Every iOS developer take-home coding challenge


I can load and parse your JSON.
I can download icons async.
I can show it in a TableView
just to show you that I’m able to.
I’ll go old school if you like it;
I can code it in UIKit.
I can code Objective-C,
if that’s what you expect of me.
You can catch { me } if you try;
I can code it SwiftUI.
I can code it with Combine:
receive(on: .main) and then assign.
I can read it with a Codable,
Local resource or downloadable.
I can code a search bar filter
or reload; I have the skill to!

I can code it every way
to go from model into view
But I have loads to do today
Can we just code things in an interview?

I’ve been looking for a new job lately, and I’ve found that about 80% of the take-home coding challenges I’ve been given amount to ‘Write an iOS app that reads the JSON from this URL or file, and displays it in a list, including the icons from the URLs in the JSON. There should be [some additional controls on the list and/or a detail screen shown when a list item is selected]. You may use [specific language and/or UI framework] but not [some other technology, and/or any external libraries].’
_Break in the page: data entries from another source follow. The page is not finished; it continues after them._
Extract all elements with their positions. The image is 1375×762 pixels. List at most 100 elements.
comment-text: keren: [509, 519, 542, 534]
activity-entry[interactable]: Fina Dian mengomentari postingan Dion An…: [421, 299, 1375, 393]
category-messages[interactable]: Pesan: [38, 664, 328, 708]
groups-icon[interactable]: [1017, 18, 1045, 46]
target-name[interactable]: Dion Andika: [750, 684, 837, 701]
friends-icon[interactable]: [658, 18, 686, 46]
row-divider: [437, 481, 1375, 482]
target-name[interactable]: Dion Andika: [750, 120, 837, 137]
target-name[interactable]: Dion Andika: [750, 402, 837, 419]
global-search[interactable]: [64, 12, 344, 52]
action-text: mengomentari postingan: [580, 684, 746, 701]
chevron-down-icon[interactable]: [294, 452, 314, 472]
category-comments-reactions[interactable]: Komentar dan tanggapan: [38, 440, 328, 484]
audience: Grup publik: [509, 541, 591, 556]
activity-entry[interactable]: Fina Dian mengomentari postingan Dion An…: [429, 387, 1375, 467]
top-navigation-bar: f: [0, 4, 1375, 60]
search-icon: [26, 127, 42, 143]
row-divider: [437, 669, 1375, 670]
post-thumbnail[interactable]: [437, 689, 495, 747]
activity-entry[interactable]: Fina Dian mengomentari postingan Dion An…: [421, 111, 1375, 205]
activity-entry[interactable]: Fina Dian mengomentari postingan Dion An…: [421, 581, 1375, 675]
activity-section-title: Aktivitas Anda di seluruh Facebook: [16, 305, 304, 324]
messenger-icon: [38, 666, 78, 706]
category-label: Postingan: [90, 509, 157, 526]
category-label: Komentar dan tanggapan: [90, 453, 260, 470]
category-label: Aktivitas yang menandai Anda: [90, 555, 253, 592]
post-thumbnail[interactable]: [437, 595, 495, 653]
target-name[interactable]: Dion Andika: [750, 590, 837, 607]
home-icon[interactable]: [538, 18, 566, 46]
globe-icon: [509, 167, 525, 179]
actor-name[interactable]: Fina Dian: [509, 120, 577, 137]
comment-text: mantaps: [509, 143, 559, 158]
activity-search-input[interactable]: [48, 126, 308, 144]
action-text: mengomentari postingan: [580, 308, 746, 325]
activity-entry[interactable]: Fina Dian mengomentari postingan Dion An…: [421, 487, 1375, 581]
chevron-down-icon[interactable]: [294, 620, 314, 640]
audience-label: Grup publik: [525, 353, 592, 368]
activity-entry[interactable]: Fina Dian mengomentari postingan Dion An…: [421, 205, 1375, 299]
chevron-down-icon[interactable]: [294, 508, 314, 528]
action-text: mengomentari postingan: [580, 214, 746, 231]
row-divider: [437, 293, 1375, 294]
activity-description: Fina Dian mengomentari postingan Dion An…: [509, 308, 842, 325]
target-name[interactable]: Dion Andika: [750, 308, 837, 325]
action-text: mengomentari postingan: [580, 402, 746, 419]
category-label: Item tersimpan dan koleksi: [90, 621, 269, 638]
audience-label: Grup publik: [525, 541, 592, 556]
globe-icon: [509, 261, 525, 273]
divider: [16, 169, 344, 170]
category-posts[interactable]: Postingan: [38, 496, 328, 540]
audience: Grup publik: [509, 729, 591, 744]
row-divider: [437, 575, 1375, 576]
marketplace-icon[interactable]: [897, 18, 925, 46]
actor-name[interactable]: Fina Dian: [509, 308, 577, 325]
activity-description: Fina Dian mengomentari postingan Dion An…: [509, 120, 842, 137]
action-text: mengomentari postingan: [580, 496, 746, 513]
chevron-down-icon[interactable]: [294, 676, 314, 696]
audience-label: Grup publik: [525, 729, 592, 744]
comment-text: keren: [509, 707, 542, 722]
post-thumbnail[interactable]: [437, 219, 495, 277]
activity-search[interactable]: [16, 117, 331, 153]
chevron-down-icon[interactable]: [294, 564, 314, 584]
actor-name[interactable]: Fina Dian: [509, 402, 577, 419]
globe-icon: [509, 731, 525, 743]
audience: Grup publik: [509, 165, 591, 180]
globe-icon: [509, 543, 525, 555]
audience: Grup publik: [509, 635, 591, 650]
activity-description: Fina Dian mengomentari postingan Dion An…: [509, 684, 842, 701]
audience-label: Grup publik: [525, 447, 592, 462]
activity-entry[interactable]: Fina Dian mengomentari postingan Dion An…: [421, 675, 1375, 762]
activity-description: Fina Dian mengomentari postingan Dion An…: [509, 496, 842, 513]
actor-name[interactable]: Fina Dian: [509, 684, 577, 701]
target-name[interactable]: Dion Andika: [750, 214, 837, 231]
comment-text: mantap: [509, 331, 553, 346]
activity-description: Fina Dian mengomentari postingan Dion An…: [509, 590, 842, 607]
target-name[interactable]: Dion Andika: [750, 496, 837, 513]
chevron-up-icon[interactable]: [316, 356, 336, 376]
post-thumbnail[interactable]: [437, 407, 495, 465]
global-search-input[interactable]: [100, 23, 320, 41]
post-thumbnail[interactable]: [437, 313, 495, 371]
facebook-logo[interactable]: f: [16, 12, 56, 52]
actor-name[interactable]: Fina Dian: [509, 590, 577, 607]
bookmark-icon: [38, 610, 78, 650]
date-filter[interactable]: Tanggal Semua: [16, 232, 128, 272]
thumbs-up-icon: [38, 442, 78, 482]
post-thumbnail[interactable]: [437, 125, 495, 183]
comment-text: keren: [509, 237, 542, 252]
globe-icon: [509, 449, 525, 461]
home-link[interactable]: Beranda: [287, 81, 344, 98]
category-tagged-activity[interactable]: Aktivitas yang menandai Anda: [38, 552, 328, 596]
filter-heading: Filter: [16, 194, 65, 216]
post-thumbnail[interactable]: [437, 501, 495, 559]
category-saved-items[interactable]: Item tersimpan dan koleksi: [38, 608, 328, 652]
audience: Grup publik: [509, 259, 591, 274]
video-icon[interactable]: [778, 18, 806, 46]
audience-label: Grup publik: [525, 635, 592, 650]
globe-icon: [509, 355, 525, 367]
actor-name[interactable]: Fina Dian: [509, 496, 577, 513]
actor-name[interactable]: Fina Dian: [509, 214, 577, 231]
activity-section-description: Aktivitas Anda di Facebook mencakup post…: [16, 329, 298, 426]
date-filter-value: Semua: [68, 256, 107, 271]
It’s time-consuming, and gets a bit boring after a while, especially when the requirements are just different enough that you can’t reuse much code from the previous challenges, but not different enough that you can learn something new. One company even had me do the whole thing twice, because they’d neglected to mention which UI technology they preferred the first time. Luckily, by then I had existing code for almost every combination, so I didn’t have to waste too much time on it.

This poem is meant to have a ‘Green Eggs and Ham‘ vibe, though I couldn’t come up with a good ‘Sam-I-Am’ part. The best I can do is:

I do not like this soul destroyer;
I do not like it, Sawyer-the-Employer!

or:

I do not like this coding prob’,
I do not like it, Bob-the-Job!

I did have a few take-home coding tests that were more interesting. One company had me implement a data structure I was not familiar with, so I got to learn about that. Another asked me to make specific changes (and any others that seemed necessary) in an existing codebase — a task much closer to what I’d likely be doing in an actual job.

Having also been on the hiring end of a JSON-to-TableView experience (it was not my choice of challenge, but I had no objection to it as I didn’t know how common it was at the time), I know how difficult it is to come up with ideas for such challenges, and I’m not sure what the solution is. I most enjoyed talking through problems in an interview, in pseudocode so there’s no pressure to remember the exact syntax without an IDE or documentation to help. This takes a clearly-defined amount of time, gives the interviewer a better idea of how I think, and gives me an idea of what it would be like to work with them. There’s also more immediate feedback, so I don’t waste time working on a detail they don’t care about, or just trying to convince myself that it’s good enough to submit. I realise that some people might find this more stressful than the take-home test, so ideally the companies would give the choice.

I am now at the point of my job search where I don’t think I’ll need to write any more JSON-to-TableView apps🤞🏻which is just as well, as I wouldn’t be inspired to do a great job of one.